Son günlerde İsrail Başbakanı Benyamin Netanyahu’nun, Gazze’de kimsenin açlıktan ölmediğine dair yaptığı açıklama, uluslararası toplumda büyük bir tepki topladı. Netanyahu, Gazze’de yaşanan insani krizin abartıldığını savunarak, bu tür söylemlerin propaganda amacı taşıdığını öne sürdü. Ancak, pek çok yerel ve uluslararası kaynak, Netanyahu’nun bu düşüncesinin gerçeği yansıtmadığını gösteren veriler sunuyor. İşte, İsrail Başbakanı'nın iddialarının arkasındaki gerçekler ve Gazze'deki mevcut durumun çarpıcı tablosu.
Birleşmiş Milletler (BM) raporlarına göre, Gazze'de yaşayanların %80'i insani yardıma ihtiyaç duyuyor. Özellikle son yıllarda süregelen abluka ve savaşlar, bölgedeki gıda güvenliği sorununu daha da kötüleştirdi. 2022 yılında yapılan bir araştırma, Gazze'deki her dört aileden birinin gıda yetersizliği yaşadığını gösteriyor. Bu veriler, Netanyahu'nun “kimse açlıktan ölmüyor” ifadesinin tam tersini ortaya koyuyor.
Ayrıca, Gazze'deki yerel iş insanları ve aileler, günlük yaşam mücadelesini sürdürmekte zorlandıklarını ifade ediyor. Gazze'de yaşamaya çalışan insanlar, temel gıda maddelerini temin etmekte büyük sıkıntılar çekiyorlar. Bir yerel gazeteci, “Burada insanlar açlık sınırının altında yaşıyor. Çocukların durumu ise daha içler acısı,” diyerek durumu gözler önüne seriyor. Aynı zamanda, birçok ebeveyn, çocuklarının sağlıklı beslenmediğini ve bunun uzun vadede ciddi sağlık sorunlarına yol açabileceğinden endişe duyuyor.
Netanyahu'nun açıklamaları, sosyal medyada geniş yankı buldu.

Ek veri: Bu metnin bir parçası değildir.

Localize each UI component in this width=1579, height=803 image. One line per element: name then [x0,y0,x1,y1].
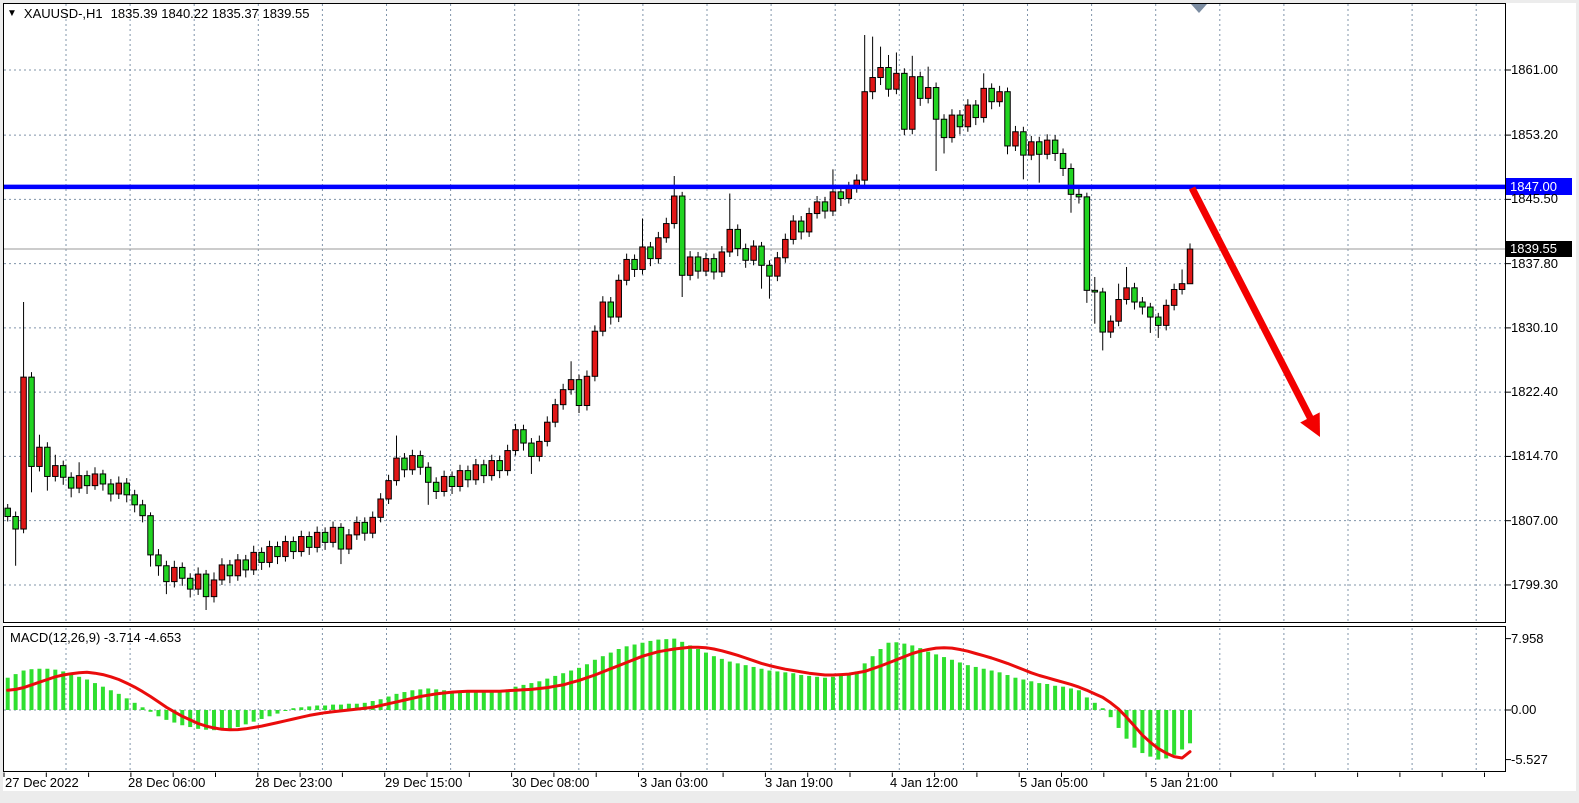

Birçok kullanıcının ve aktivistin bu açıklamaları eleştirdiği paylaşımlar, "Gazze'deki açlık bir yalan değildir" ifadeleriyle dolup taştı. İnsanlar, bu sözlerin sadece bir siyasi strateji olduğunu savunarak, Gazze’deki gerçek yaşam koşullarını dile getiriyorlar. #GazaUnderSiege ve #EndTheBlockade hashtagleri, Twitter ve Instagram'da trende girdi. İnsani krizin boyutlarına dikkat çeken vatandaşlar ve aktivistler, dünya genelinde bu durumu daha fazla görünür kılmaya çalışıyor.
Birleşmiş Milletler ajansları ve sivil toplum kuruluşları, Netanyahu'nun açıklamalarına karşı tek bir ses olarak, Gazze’ye yapılan yardımların artırılması gerektiğini vurguluyor. Son olarak, Gazze’de yaşayan insanlar kendi seslerini duyurmak için çeşitli platformlarda toplanarak, "Açlık ve yoksulluk bir yalan değildir," mesajını veriyorlar. Uluslararası toplum, bu sorunun çözümü için hala harekete geçmezse, Gazze’deki insani kriz daha da derinleşebilir.
Netanyahu'nun ifadeleri, sadece bir liderlik perspektifini değil, aynı zamanda bölgedeki gerçek sorunların görmezden gelinmesini de yansıtıyor. Gazze'de günlük yaşamını sürdüren insanların acıları ve mücadeleleri, bu tür açıklamalarla asla unutulmamalıdır. Hükümetin yaptığı açıklamalar yerine, insanların gerçek yaşam koşullarına ve düşüncelerine odaklanmalıyız. Gazze’ye yapılan uluslararası yardım kampanyaları, bu sıkıntılı durumu hafifletmenin yanı sıra, insanları bu zor dönemden geçirecek umut ışığını da taşıyor.
Sonuç olarak, Netanyahu’nun Gazze’deki durumu yalanlayan sözleri, bölgedeki gerçeklerle örtüşmüyor. Gıda krizinin derinliği, yerel halkın acil yardıma olan ihtiyacını ve uluslararası toplumun yapması gerekenleri bir kez daha gösteriyor. Gazze’de yaşayanların sesi duyulmadıkça, bu sorunların çözülmesi imkansız görünüyor ve gerçeklerin daha fazla göz ardı edilmemesi gerekiyor.